Ich bin durchaus bei der These, dass es Prägephasen im Leben des Welpen gibt und vor allem die ersten acht Wochen stark von der Mutterhündin und den Züchtern beeinflusst werden.
Aber ein Hund wird von so vielen Faktoren in seinem Wesen beeinflusst, dass er eben weder nur aus der Prägephase, noch aus dem Umgang der Züchter mit ihren Hunden und auch nicht nur aus dem Erbgut in seinen Genen besteht.

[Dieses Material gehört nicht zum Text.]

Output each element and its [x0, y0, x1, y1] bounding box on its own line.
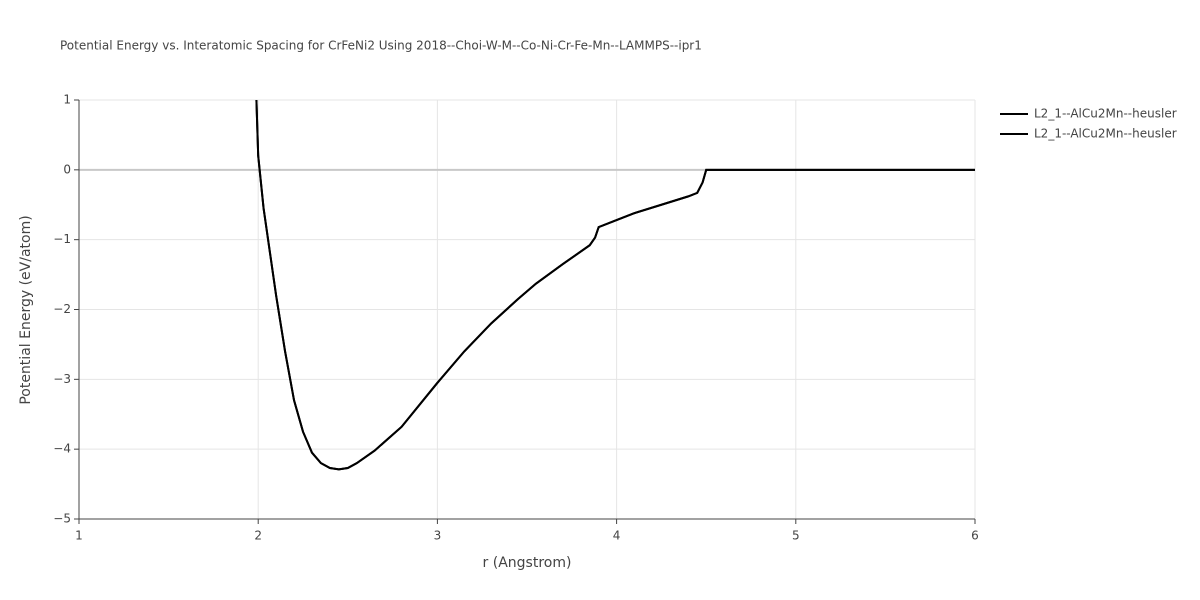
legend-label: L2_1--AlCu2Mn--heusler	[1034, 107, 1177, 121]
x-tick-label: 3	[434, 529, 442, 543]
y-tick-label: 1	[63, 93, 71, 107]
y-tick-label: −3	[53, 372, 71, 386]
y-tick-label: −2	[53, 302, 71, 316]
x-axis-label: r (Angstrom)	[483, 555, 572, 571]
data-line	[255, 99, 975, 471]
y-tick-label: −4	[53, 442, 71, 456]
legend-label: L2_1--AlCu2Mn--heusler	[1034, 127, 1177, 141]
x-tick-label: 5	[792, 529, 800, 543]
x-tick-label: 6	[971, 529, 979, 543]
chart-title: Potential Energy vs. Interatomic Spacing…	[60, 39, 702, 53]
x-tick-label: 4	[613, 529, 621, 543]
x-tick-label: 1	[75, 529, 83, 543]
y-axis-label: Potential Energy (eV/atom)	[18, 215, 34, 404]
y-tick-label: −1	[53, 232, 71, 246]
x-tick-label: 2	[254, 529, 262, 543]
y-tick-label: −5	[53, 512, 71, 526]
data-line	[255, 99, 975, 471]
y-tick-label: 0	[63, 162, 71, 176]
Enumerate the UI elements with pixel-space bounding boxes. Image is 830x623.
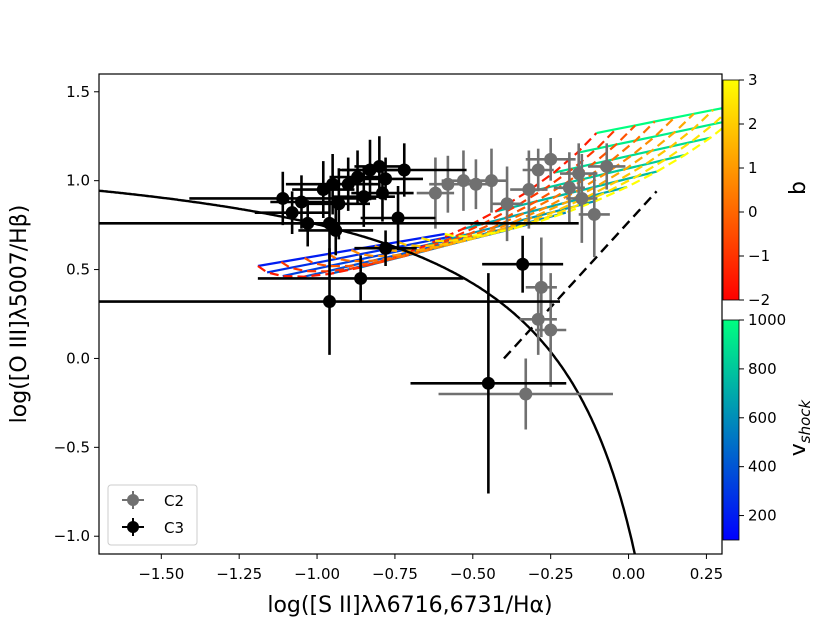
point-c2 — [544, 323, 558, 337]
colorbar-vshock — [722, 319, 740, 541]
y-tick-label: 0.0 — [66, 349, 90, 367]
colorbar-tick-label: 1 — [748, 159, 758, 177]
point-c2 — [522, 183, 536, 197]
point-c2 — [575, 191, 589, 205]
point-c3 — [372, 159, 386, 173]
point-c2 — [562, 181, 576, 195]
x-axis-ticks: −1.50 −1.25 −1.00 −0.75 −0.50 −0.25 0.00 0.25 — [138, 554, 723, 583]
point-c2 — [500, 197, 514, 211]
iso-b-line — [397, 109, 715, 248]
point-c2 — [587, 207, 601, 221]
x-tick-label: −0.75 — [372, 565, 418, 583]
y-tick-label: −1.0 — [54, 527, 90, 545]
point-c2 — [428, 186, 442, 200]
point-c3 — [397, 163, 411, 177]
point-c2 — [519, 387, 533, 401]
legend: C2 C3 — [107, 484, 198, 546]
colorbar-tick-label: −2 — [748, 291, 770, 309]
colorbar-tick-label: 3 — [748, 71, 758, 89]
iso-b-line — [350, 116, 676, 258]
y-axis-label: log([O III]λ5007/Hβ) — [7, 205, 32, 424]
legend-marker-c2 — [122, 491, 144, 509]
point-c3 — [375, 186, 389, 200]
point-c2 — [531, 312, 545, 326]
iso-velocity-line — [266, 235, 454, 274]
colorbar-vshock-ticks: 200 400 600 800 1000 — [739, 311, 786, 525]
point-c3 — [516, 257, 530, 271]
colorbar-tick-label: 400 — [748, 458, 777, 476]
x-tick-label: −1.25 — [216, 565, 262, 583]
iso-velocity-line — [596, 107, 722, 135]
data-points — [276, 152, 614, 401]
point-c3 — [329, 223, 343, 237]
y-axis-ticks: −1.0 −0.5 0.0 0.5 1.0 1.5 — [54, 83, 99, 545]
point-c2 — [572, 167, 586, 181]
point-c2 — [469, 177, 483, 191]
colorbar-b-label: b — [786, 181, 811, 195]
y-tick-label: 1.5 — [66, 83, 90, 101]
y-tick-label: 1.0 — [66, 172, 90, 190]
point-c3 — [354, 271, 368, 285]
plot-frame — [98, 73, 723, 555]
point-c3 — [481, 376, 495, 390]
x-tick-label: −0.50 — [450, 565, 496, 583]
seyfert-liner-line — [503, 190, 658, 360]
colorbar-tick-label: 600 — [748, 409, 777, 427]
legend-marker-c3 — [122, 518, 144, 536]
colorbar-vshock-label-main: v — [786, 443, 811, 456]
point-c3 — [301, 216, 315, 230]
x-tick-label: −1.50 — [138, 565, 184, 583]
colorbar-tick-label: −1 — [748, 247, 770, 265]
legend-label-c3: C3 — [164, 519, 184, 537]
colorbar-tick-label: 0 — [748, 203, 758, 221]
colorbar-tick-label: 200 — [748, 507, 777, 525]
y-tick-label: −0.5 — [54, 438, 90, 456]
colorbar-b-ticks: −2 −1 0 1 2 3 — [739, 71, 770, 309]
colorbar-vshock-label: vshock — [786, 398, 814, 456]
x-tick-label: −0.25 — [528, 565, 574, 583]
point-c2 — [484, 174, 498, 188]
point-c3 — [323, 295, 337, 309]
point-c3 — [357, 190, 371, 204]
error-bars — [99, 136, 626, 494]
point-c3 — [379, 172, 393, 186]
point-c3 — [332, 197, 346, 211]
iso-velocity-line — [576, 121, 722, 154]
point-c3 — [379, 241, 393, 255]
iso-b-line — [327, 120, 656, 263]
iso-b-line — [421, 114, 722, 243]
colorbar-tick-label: 2 — [748, 115, 758, 133]
y-tick-label: 0.5 — [66, 261, 90, 279]
iso-b-line — [257, 132, 598, 278]
point-c2 — [600, 159, 614, 173]
point-c3 — [341, 177, 355, 191]
x-axis-label: log([S II]λλ6716,6731/Hα) — [267, 593, 552, 618]
point-c3 — [391, 211, 405, 225]
colorbar-tick-label: 1000 — [748, 311, 786, 329]
point-c2 — [544, 152, 558, 166]
x-tick-label: 0.25 — [690, 565, 723, 583]
x-tick-label: −1.00 — [294, 565, 340, 583]
point-c2 — [456, 174, 470, 188]
colorbar-b — [722, 79, 740, 301]
point-c3 — [276, 191, 290, 205]
point-c3 — [351, 170, 365, 184]
colorbar-vshock-label-sub: shock — [796, 398, 814, 443]
point-c2 — [441, 177, 455, 191]
point-c3 — [326, 177, 340, 191]
point-c3 — [294, 195, 308, 209]
colorbar-tick-label: 800 — [748, 360, 777, 378]
iso-b-line — [374, 113, 695, 253]
x-tick-label: 0.00 — [612, 565, 645, 583]
point-c3 — [285, 206, 299, 220]
point-c2 — [534, 280, 548, 294]
point-c2 — [531, 163, 545, 177]
legend-label-c2: C2 — [164, 492, 184, 510]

Wie oft sehen wir, dass ein Hund außer Rand und Band zu sein scheint und dann kommt einer der Hundeflüsterer und schon legt der Hund unerwünschtes Verhalten ab und zeigt nur noch überwiegend gewünschtes Verhalten. Und nein, so einfach wie das einem Martin Rütter zu gelingen scheint, aus dem Saulus einen Paulus werden zu lassen, ist es natürlich nicht.
Trotzdem gibt es eben Hundehalter, bei denen gerät jeder Hund, den sie zu sich nehmen, außer Kontrolle und es gibt die Leute, bei denen funktioniert auch der Hund, der woanders nicht funktioniert. Der Baumwanderer macht ja auch immer wieder diese Erfahrung mit ihren Gassigehhunden.
Darum würde ich auch nicht davon ausgehen, dass man keinen Welpen kaufen sollte, dessen Mutter oder Vater zuschnappte. Lyssis Vater Matze lässt auch keine fremden Leute auf den Hof, denn es ist sein Job, Haus, Hof und Bewohner zu schützen und den Job nimmt er ernst. Lyssi war trotzdem ein freundlicher Hund und liebte jeden Menschen.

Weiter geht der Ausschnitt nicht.